At one point, it became obvious to me that I was ready to make that leap. I wanted to, but knew that feeling how I was, I couldn’t do this on my own. It was at that point, I took advantage of my membership as an IAI member and found a mentor. Even though she said we were co-mentoring, I needed to believe that she was guiding me with her caring hand, as she was much more accomplished and smarter than me. At some point in the process, I felt comfortable accepting what she called it, co-mentoring. At this time, I began to believe that I too, was smart and accomplished. I attribute where I am today, and the fact that I don’t experience the pervasiveness of Impostor Syndrome to this mentoring. I was given “assignments”, such as: finish your portfolio, update your LinkedIn profile, finish the site where your portfolio is going to live, etc. I *needed* someone to push me to do this. Was the fear still there? Hell, yes. That fear and feelings that people would find out that I truly was an impostor grew during this time, but I also trusted my mentor completely and respected her and the time she gave me enough to follow through with the assignments. It didn’t hurt that I am an overachiever and wanted to please her. With each success, the feelings dissipated bit by bit. Once I was ready, I applied for positions that only months earlier, I wanted, but wouldn’t have pursued because I didn’t feel qualified (no matter that my degrees or past experiences said otherwise). Guess what? Surprise! I applied and was called in for interviews. This helped build my confidence somewhat, enough that I could sell myself and the past work I did. From the successful interviews, I received offers.
There are still times where I fear that everyone will find out I am an impostor. I am not sure these feelings will ever completely go away. They tend to cluster around those times where I haven’t achieved what I have hoped to or even been expected to, and where I have indeed, failed. With those professional failures, the overwhelming anxious feelings of being an Impostor surface, fast and furious. Each success that follows however, tends to tame my Impostor Syndrome. Additionally, by paying close attention to patterns and understanding why or how these happened, I have been able to learn and refine the direction I should head in.

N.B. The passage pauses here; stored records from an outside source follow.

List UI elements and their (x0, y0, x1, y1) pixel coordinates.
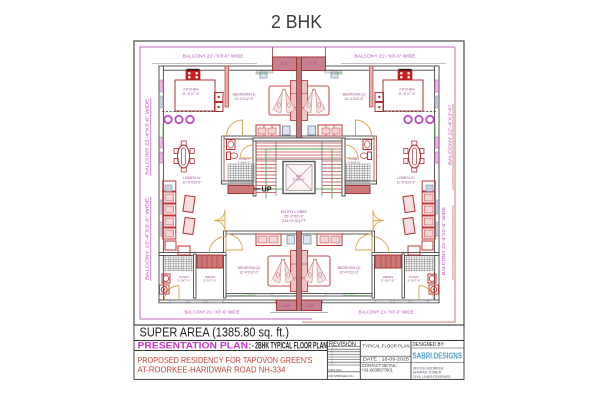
svg-text:C.P.: C.P. (284, 304, 291, 308)
svg-text:SABRI.DESIGNS: SABRI.DESIGNS (413, 352, 463, 361)
svg-text:+91-8638577901: +91-8638577901 (362, 367, 394, 372)
svg-text:LOBBY/LIV.: LOBBY/LIV. (397, 176, 415, 180)
svg-text:25'-9"X6'-3": 25'-9"X6'-3" (284, 215, 304, 219)
svg-text:KITCHEN: KITCHEN (184, 88, 199, 92)
svg-text:12'-4"X12'-0": 12'-4"X12'-0" (339, 271, 359, 275)
svg-text:SLIDING: SLIDING (255, 72, 268, 76)
svg-text:CIVIL LINES ROORKEE: CIVIL LINES ROORKEE (413, 375, 452, 379)
svg-text:12'-4"X12'-0": 12'-4"X12'-0" (239, 271, 259, 275)
svg-text:SUPER AREA (1385.80 sq. ft.): SUPER AREA (1385.80 sq. ft.) (140, 325, 290, 340)
svg-text:ENTRY LOBBY: ENTRY LOBBY (281, 210, 308, 214)
svg-text:BALCONY 22'-4"X3'-6": BALCONY 22'-4"X3'-6" (448, 104, 453, 165)
svg-text:BALCONY 21'-"X3'-6" WIDE: BALCONY 21'-"X3'-6" WIDE (185, 310, 240, 315)
svg-text:5'-0X7'-6": 5'-0X7'-6" (382, 279, 395, 283)
svg-text:8'-0X6'-6": 8'-0X6'-6" (293, 178, 305, 182)
svg-text:PROPOSED RESIDENCY FOR TAPOVON: PROPOSED RESIDENCY FOR TAPOVON GREEN'S (137, 355, 312, 365)
svg-text:KITCHEN: KITCHEN (400, 88, 415, 92)
svg-text:314.00 SQ.FT: 314.00 SQ.FT (282, 219, 307, 223)
svg-text:BALCONY 21'-"X3'-6" WIDE: BALCONY 21'-"X3'-6" WIDE (183, 54, 244, 59)
svg-text:SLIDING: SLIDING (331, 72, 344, 76)
svg-text:LOBBY/LIV.: LOBBY/LIV. (183, 176, 201, 180)
svg-text:C.P.: C.P. (308, 304, 315, 308)
svg-text:REVISION: REVISION (329, 341, 356, 348)
svg-text:BALCONY 22'-4"X3'-6" WIDE: BALCONY 22'-4"X3'-6" WIDE (145, 198, 150, 280)
svg-text:- 2BHK TYPICAL FLOOR PLAN: - 2BHK TYPICAL FLOOR PLAN (252, 341, 327, 351)
svg-text:11'-9"X23'-6": 11'-9"X23'-6" (182, 181, 202, 185)
svg-text:12'-4"X12'-6": 12'-4"X12'-6" (344, 97, 364, 101)
svg-text:2 BHK: 2 BHK (271, 12, 322, 32)
svg-text:SLIDING: SLIDING (344, 294, 357, 298)
svg-text:7'-6X4'-0": 7'-6X4'-0" (348, 161, 361, 165)
svg-text:DATE : 18-09-2025: DATE : 18-09-2025 (363, 356, 410, 361)
svg-text:5'-0X7'-6": 5'-0X7'-6" (204, 279, 217, 283)
svg-text:BALCONY 22'-4"X3'-6" WIDE: BALCONY 22'-4"X3'-6" WIDE (145, 99, 150, 175)
svg-text:TYPICAL FLOOR PLAN: TYPICAL FLOOR PLAN (363, 344, 410, 349)
svg-text:BEDROOM-(1): BEDROOM-(1) (343, 93, 366, 97)
svg-text:C.P.: C.P. (281, 62, 288, 66)
svg-text:DR.SHRVEEN AU: DR.SHRVEEN AU (329, 374, 354, 378)
svg-text:11'-6"X7'-6": 11'-6"X7'-6" (398, 92, 416, 96)
svg-text:DRG NO:: DRG NO: (329, 368, 342, 372)
svg-text:PRESENTATION PLAN:: PRESENTATION PLAN: (138, 341, 252, 351)
svg-text:SLIDING: SLIDING (242, 294, 255, 298)
svg-text:BALCONY 21'-"X3'-6" WIDE: BALCONY 21'-"X3'-6" WIDE (359, 310, 414, 315)
svg-text:UP: UP (262, 185, 272, 194)
svg-text:AT-ROORKEE-HARIDWAR ROAD NH-33: AT-ROORKEE-HARIDWAR ROAD NH-334 (137, 364, 285, 374)
svg-text:BALCONY 21'-"X3'-6" WIDE: BALCONY 21'-"X3'-6" WIDE (355, 54, 416, 59)
svg-text:BEDROOM-(1): BEDROOM-(1) (233, 93, 256, 97)
svg-text:11'-9"X23'-6": 11'-9"X23'-6" (396, 181, 416, 185)
svg-text:BEDROOM-(2): BEDROOM-(2) (338, 266, 361, 270)
svg-text:11'-6"X7'-6": 11'-6"X7'-6" (182, 92, 200, 96)
svg-text:5'-0X7'-6": 5'-0X7'-6" (178, 279, 191, 283)
svg-text:5'-0X7'-6": 5'-0X7'-6" (408, 279, 421, 283)
svg-text:12'-4"X12'-6": 12'-4"X12'-6" (234, 97, 254, 101)
svg-text:DESIGNED BY:: DESIGNED BY: (413, 342, 445, 348)
svg-text:BALCONY 22'-4"X3'-6" WIDE: BALCONY 22'-4"X3'-6" WIDE (441, 207, 446, 275)
svg-text:7'-6X4'-0": 7'-6X4'-0" (238, 161, 251, 165)
svg-text:BEDROOM-(2): BEDROOM-(2) (238, 266, 261, 270)
svg-text:C.P.: C.P. (310, 62, 317, 66)
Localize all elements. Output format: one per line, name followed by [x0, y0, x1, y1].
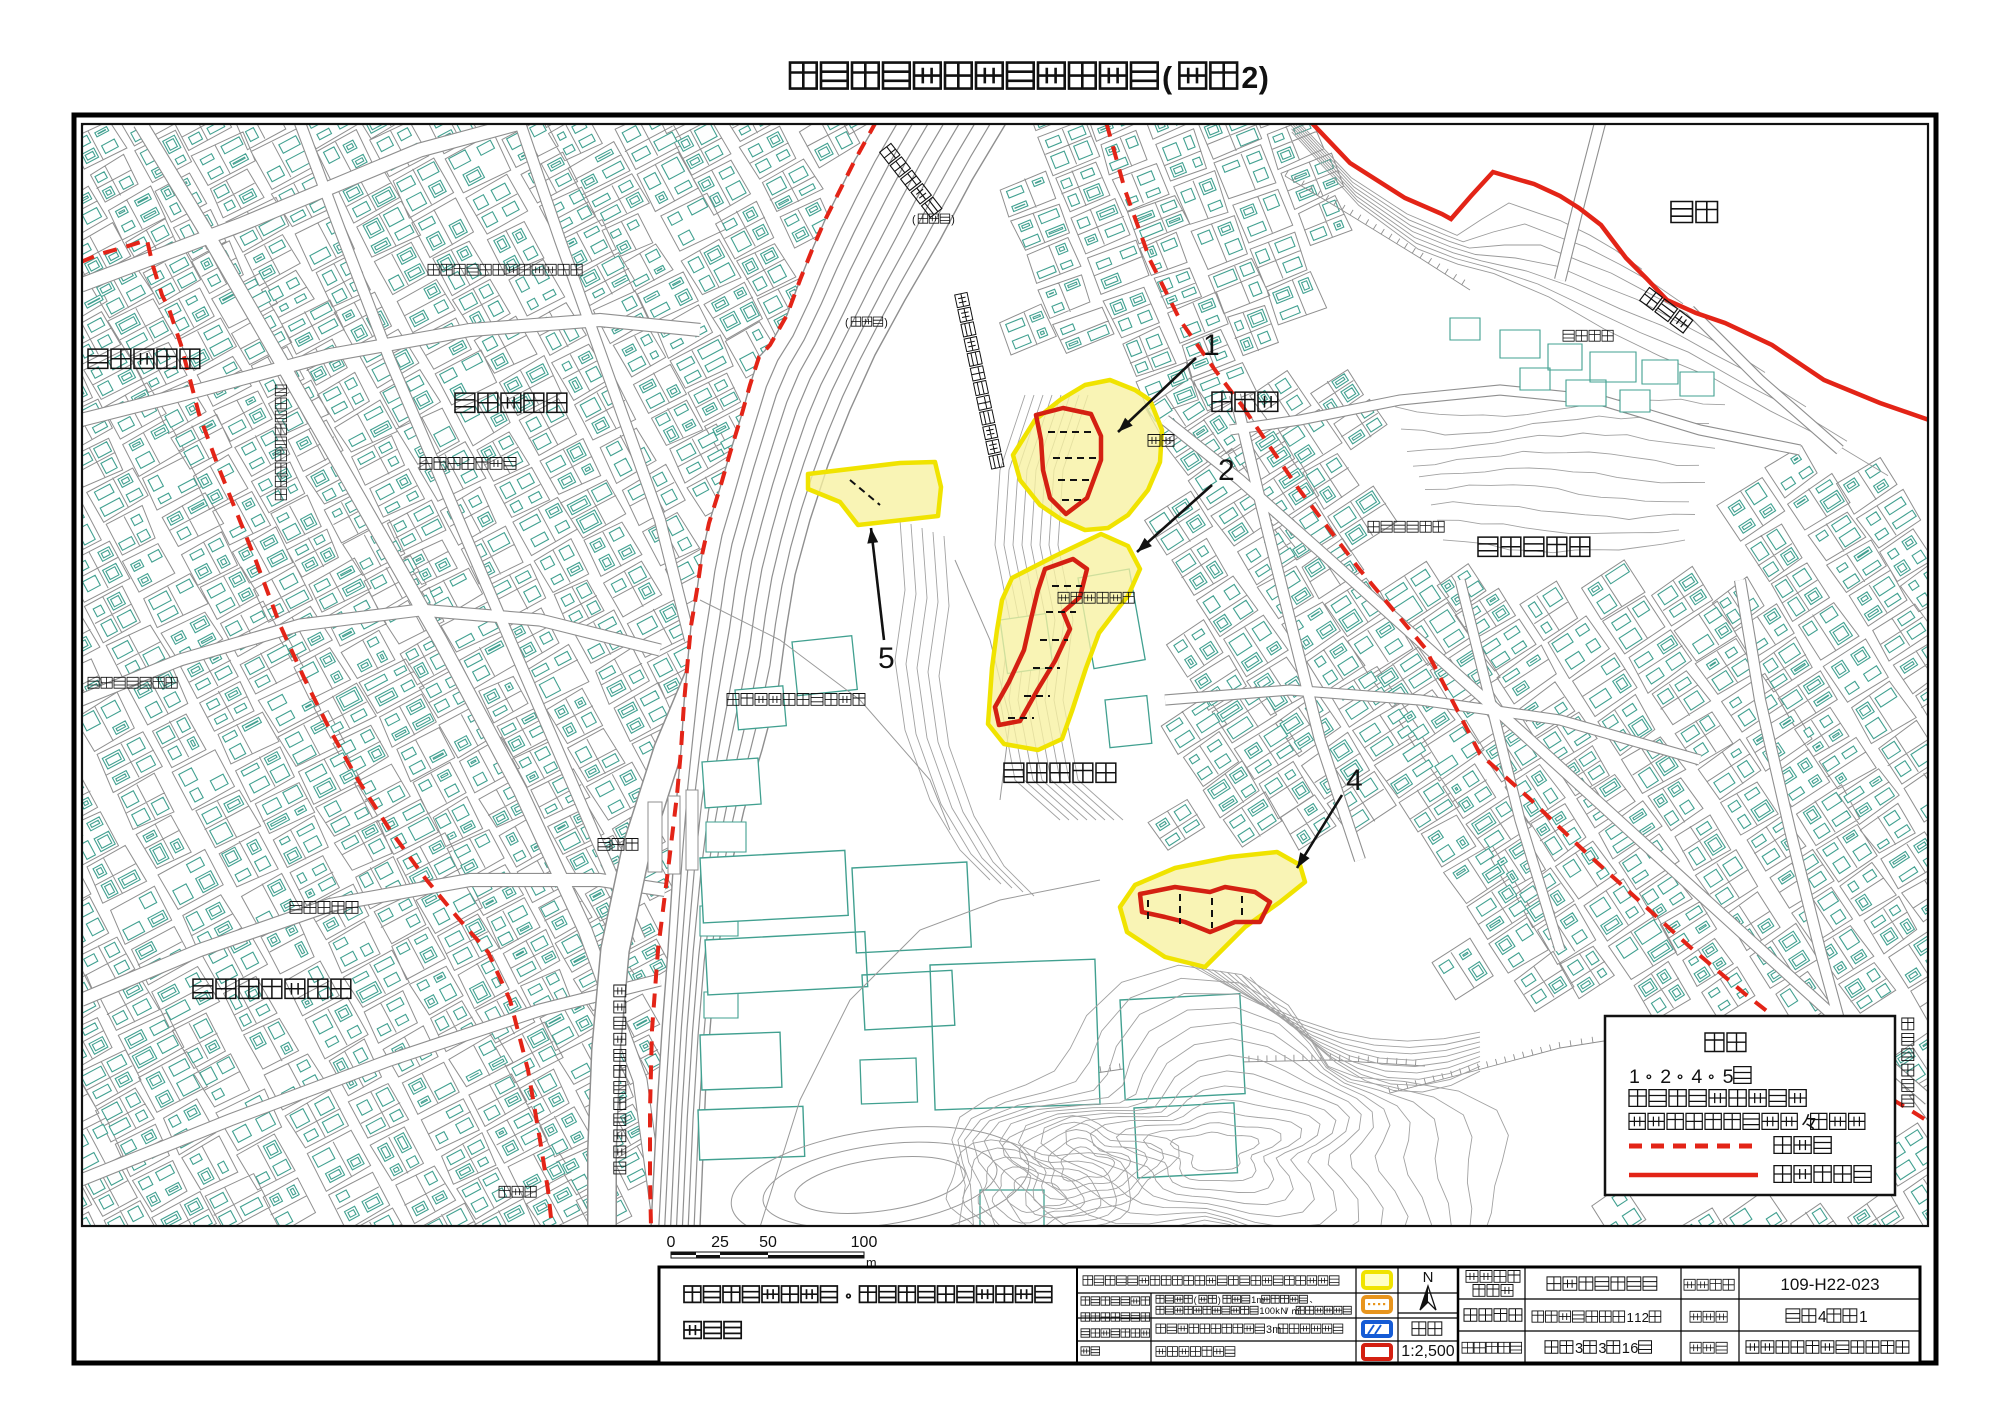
svg-text:㎡: ㎡: [1291, 1306, 1300, 1316]
svg-text:6: 6: [1630, 1341, 1638, 1357]
svg-text:々: 々: [1800, 1112, 1819, 1133]
svg-text:1: 1: [1203, 329, 1220, 362]
svg-text:(: (: [1194, 1295, 1197, 1305]
svg-text:): ): [884, 317, 888, 329]
svg-text:1: 1: [1629, 1066, 1640, 1088]
svg-text:2: 2: [1642, 1310, 1649, 1325]
svg-text:4: 4: [1818, 1309, 1827, 1326]
svg-text:k: k: [1275, 1306, 1280, 1316]
svg-text:(: (: [1162, 61, 1173, 95]
svg-text:5: 5: [878, 642, 895, 675]
svg-text:m: m: [1272, 1324, 1281, 1336]
svg-text:): ): [1259, 61, 1269, 95]
svg-text:): ): [1218, 1295, 1221, 1305]
svg-text:/: /: [1286, 1306, 1289, 1316]
svg-text:3: 3: [1575, 1341, 1583, 1357]
svg-text:3: 3: [1266, 1324, 1272, 1336]
svg-text:): ): [951, 214, 955, 226]
svg-text:5: 5: [1723, 1066, 1734, 1088]
svg-text:1: 1: [1859, 1309, 1868, 1326]
svg-text:(: (: [845, 317, 849, 329]
svg-text:25: 25: [711, 1234, 729, 1251]
svg-text:4: 4: [1346, 764, 1363, 797]
svg-text:1: 1: [1627, 1310, 1634, 1325]
svg-text:50: 50: [759, 1234, 777, 1251]
svg-text:0: 0: [667, 1234, 676, 1251]
svg-text:(: (: [912, 214, 916, 226]
svg-text:109-H22-023: 109-H22-023: [1780, 1275, 1879, 1294]
svg-text:N: N: [1423, 1269, 1434, 1286]
svg-text:4: 4: [1691, 1066, 1702, 1088]
svg-text:2: 2: [1660, 1066, 1671, 1088]
svg-text:m: m: [1256, 1295, 1264, 1305]
svg-text:3: 3: [1598, 1341, 1606, 1357]
svg-text:1:2,500: 1:2,500: [1401, 1343, 1454, 1360]
svg-text:2: 2: [1241, 61, 1258, 95]
svg-text:2: 2: [1218, 454, 1235, 487]
svg-text:1: 1: [1622, 1341, 1630, 1357]
svg-text:1: 1: [1634, 1310, 1641, 1325]
svg-text:100: 100: [851, 1234, 878, 1251]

When I hear nice things about how people in the UX community view me, I think, “Really? Me? Yeah, right!” But, then I pull myself together and allow the wave of confidence to rush over me as I try to push my impostor Syndrome down where she belongs so I don’t feel paralyzed by these feelings ever again.
So, here’s a taste as to why this subject is near and dear to my heart and how these experiences and feelings have plagued me throughout both my career and my life, as I get closer to making this presentation with Amy Silvers at the IA Summit in San Diego next month.